Engage students to demonstrate their resilience, and to address immediate grief students are feeling considering the discoveries of thousands of unmarked graves at multiple Residential Schools. Working over the course of the school year will allow students to educate themselves and incorporate aspects of language and culture revitalization.

Long Term Goals
Longer term goals include giving students a chance to (re)connect to their unique culture, process grief, become experts in the native horticulture of our area, and beautify space in a sustainable way.

  • First, a Healing Garden Advisory Committee will be formed in September with students and our resident Elder. This committee will meet once or twice weekly to discuss project planning and action steps that students will lead.
  • Second, during October-March, research and selection of a landscaping company that has expertise to help us understand the space in which we want to put our Healing Garden. We will reach out to horticulturalists who could advise us how to use planters to create sustainable urban spaces with plants native to our area.
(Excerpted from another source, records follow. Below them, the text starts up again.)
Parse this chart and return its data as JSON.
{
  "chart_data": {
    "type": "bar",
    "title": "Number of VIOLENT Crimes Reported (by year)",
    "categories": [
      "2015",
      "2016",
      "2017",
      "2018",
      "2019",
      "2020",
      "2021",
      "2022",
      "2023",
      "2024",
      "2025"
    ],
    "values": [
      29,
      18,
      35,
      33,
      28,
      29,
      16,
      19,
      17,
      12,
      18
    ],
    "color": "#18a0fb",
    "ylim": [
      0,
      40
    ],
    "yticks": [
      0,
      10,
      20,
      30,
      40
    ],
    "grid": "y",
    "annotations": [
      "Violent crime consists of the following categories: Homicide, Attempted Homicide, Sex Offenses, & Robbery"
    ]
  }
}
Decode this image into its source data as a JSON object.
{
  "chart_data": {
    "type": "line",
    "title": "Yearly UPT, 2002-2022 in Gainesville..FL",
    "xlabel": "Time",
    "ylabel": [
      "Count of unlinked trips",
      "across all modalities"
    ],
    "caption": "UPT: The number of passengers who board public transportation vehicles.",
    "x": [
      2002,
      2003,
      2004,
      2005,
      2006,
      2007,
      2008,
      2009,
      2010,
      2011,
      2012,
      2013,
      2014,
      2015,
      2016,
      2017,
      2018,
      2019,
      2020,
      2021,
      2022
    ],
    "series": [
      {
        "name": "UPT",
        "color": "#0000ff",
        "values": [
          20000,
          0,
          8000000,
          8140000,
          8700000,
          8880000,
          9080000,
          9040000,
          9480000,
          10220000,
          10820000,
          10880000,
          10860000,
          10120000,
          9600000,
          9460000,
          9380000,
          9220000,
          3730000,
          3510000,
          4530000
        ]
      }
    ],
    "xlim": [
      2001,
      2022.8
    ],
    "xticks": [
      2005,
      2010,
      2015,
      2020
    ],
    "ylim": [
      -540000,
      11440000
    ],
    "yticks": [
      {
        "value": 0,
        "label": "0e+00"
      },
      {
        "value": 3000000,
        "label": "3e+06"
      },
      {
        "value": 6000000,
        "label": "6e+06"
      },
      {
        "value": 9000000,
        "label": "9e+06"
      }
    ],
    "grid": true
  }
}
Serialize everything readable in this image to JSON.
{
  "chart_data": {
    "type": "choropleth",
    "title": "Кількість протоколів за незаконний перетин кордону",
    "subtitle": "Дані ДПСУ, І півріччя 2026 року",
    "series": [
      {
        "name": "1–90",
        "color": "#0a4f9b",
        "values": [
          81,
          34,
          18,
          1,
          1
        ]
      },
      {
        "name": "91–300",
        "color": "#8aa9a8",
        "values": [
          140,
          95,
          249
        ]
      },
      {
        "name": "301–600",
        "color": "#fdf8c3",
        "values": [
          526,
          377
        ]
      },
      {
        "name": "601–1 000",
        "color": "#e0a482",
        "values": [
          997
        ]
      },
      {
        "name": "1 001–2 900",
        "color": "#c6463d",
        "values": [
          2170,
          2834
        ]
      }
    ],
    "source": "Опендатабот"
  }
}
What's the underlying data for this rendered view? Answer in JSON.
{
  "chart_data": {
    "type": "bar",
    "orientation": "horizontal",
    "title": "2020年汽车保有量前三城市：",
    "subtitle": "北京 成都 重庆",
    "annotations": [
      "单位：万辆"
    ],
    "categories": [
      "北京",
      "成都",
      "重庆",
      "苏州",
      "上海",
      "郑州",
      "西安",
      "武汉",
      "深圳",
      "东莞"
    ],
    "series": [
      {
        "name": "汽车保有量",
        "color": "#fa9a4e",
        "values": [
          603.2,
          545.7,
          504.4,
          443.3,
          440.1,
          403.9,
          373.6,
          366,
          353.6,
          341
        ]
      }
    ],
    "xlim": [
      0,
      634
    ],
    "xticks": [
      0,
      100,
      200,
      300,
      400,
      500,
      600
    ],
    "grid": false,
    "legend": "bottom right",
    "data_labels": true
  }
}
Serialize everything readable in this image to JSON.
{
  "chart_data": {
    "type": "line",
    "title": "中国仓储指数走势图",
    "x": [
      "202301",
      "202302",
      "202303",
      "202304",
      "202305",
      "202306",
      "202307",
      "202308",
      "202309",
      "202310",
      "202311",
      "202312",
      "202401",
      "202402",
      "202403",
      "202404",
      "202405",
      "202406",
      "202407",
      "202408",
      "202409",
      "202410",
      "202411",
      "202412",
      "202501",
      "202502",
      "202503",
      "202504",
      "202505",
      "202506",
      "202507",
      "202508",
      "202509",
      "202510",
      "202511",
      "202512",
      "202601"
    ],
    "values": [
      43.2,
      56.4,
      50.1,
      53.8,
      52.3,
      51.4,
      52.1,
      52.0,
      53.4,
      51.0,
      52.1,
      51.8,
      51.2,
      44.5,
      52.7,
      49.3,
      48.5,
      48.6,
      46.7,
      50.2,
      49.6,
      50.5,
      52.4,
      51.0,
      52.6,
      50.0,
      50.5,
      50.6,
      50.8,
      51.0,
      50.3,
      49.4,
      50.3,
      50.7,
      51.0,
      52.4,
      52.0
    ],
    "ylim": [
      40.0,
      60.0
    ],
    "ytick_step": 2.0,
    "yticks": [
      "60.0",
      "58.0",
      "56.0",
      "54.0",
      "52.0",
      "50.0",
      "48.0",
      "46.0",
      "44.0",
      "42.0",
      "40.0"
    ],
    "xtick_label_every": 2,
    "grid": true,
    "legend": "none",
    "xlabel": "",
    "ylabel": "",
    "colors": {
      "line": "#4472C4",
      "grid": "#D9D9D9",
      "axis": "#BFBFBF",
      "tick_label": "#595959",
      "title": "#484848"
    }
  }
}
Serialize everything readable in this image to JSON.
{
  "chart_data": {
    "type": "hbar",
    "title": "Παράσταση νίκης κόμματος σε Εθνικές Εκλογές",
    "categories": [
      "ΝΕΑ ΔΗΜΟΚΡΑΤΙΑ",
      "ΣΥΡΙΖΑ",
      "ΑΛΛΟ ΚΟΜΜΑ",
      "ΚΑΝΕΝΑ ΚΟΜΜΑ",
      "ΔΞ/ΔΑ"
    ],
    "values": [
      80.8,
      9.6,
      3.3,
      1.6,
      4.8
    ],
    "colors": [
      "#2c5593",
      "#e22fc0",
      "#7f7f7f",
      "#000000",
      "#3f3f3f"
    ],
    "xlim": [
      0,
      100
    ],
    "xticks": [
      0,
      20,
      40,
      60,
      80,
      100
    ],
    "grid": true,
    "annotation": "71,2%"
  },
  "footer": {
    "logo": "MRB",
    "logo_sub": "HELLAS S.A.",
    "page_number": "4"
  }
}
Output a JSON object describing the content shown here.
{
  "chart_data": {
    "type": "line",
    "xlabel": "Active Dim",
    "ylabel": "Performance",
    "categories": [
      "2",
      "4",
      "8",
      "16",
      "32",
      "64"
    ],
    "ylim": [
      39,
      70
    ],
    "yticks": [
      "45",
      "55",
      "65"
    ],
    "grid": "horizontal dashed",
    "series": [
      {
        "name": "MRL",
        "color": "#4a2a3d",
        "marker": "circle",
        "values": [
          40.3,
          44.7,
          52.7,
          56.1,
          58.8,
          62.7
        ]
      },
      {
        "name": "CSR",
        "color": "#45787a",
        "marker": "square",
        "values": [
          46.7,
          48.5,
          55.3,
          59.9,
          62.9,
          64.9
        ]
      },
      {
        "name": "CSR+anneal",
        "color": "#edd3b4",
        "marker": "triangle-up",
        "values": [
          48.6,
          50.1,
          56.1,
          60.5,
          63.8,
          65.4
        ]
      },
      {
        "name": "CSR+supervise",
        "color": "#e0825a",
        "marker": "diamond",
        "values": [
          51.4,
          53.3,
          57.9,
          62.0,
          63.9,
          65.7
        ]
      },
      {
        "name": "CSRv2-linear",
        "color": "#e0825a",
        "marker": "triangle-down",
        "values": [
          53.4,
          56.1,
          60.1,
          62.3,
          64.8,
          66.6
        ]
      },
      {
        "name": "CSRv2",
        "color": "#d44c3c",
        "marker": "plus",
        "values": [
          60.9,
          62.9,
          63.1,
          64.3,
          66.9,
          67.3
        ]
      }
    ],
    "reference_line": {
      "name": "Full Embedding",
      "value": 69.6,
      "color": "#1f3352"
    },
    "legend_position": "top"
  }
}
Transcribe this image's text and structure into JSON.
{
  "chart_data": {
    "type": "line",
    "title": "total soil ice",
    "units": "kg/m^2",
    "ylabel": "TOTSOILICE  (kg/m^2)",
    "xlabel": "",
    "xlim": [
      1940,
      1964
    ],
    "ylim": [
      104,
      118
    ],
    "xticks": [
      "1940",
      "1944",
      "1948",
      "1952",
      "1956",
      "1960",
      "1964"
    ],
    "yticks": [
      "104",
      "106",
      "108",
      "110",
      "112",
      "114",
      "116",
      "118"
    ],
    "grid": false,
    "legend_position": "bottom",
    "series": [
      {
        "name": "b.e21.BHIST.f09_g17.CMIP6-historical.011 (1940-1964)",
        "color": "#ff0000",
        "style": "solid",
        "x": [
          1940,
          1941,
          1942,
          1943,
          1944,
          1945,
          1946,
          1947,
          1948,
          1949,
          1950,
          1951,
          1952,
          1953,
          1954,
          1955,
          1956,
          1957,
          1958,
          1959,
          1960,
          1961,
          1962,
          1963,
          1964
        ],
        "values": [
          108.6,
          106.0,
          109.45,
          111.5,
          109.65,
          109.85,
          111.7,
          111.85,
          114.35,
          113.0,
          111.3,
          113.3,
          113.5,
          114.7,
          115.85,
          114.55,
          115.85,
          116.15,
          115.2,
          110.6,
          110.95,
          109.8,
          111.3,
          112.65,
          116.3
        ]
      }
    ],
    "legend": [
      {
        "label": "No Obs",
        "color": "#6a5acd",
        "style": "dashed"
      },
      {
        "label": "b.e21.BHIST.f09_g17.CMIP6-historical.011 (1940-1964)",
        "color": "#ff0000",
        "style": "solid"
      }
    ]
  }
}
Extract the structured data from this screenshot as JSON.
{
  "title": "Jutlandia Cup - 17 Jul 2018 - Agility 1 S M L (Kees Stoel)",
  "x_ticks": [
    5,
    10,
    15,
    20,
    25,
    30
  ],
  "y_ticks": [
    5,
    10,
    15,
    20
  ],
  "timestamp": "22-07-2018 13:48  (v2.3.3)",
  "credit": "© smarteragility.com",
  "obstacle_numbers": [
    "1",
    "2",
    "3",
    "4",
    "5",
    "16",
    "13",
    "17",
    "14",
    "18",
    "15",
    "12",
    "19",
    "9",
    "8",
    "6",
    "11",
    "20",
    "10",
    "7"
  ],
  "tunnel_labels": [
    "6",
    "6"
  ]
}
Research into ways the Alberta Native Plants Council, The Edmonton Horticultural Society and Garden Clubs might help support us will also be conducted by students. Students will write posts for social media and grants and explore funding opportunities.
  • Third, students will travel off site to visit and learn about traditional plants in October and April to visit a Healing Garden to gain knowledge, ideas and inspiration. Planting and preparation of soil will be undertaken before winter.
  • Fourth, plants will be selected in the spring (perhaps winter) and planted with the help of our landscaping partner.
  • Fifth, students will plan and lead a Community Celebration in May or June to reveal our Healing Garden and speak about the significance of the project.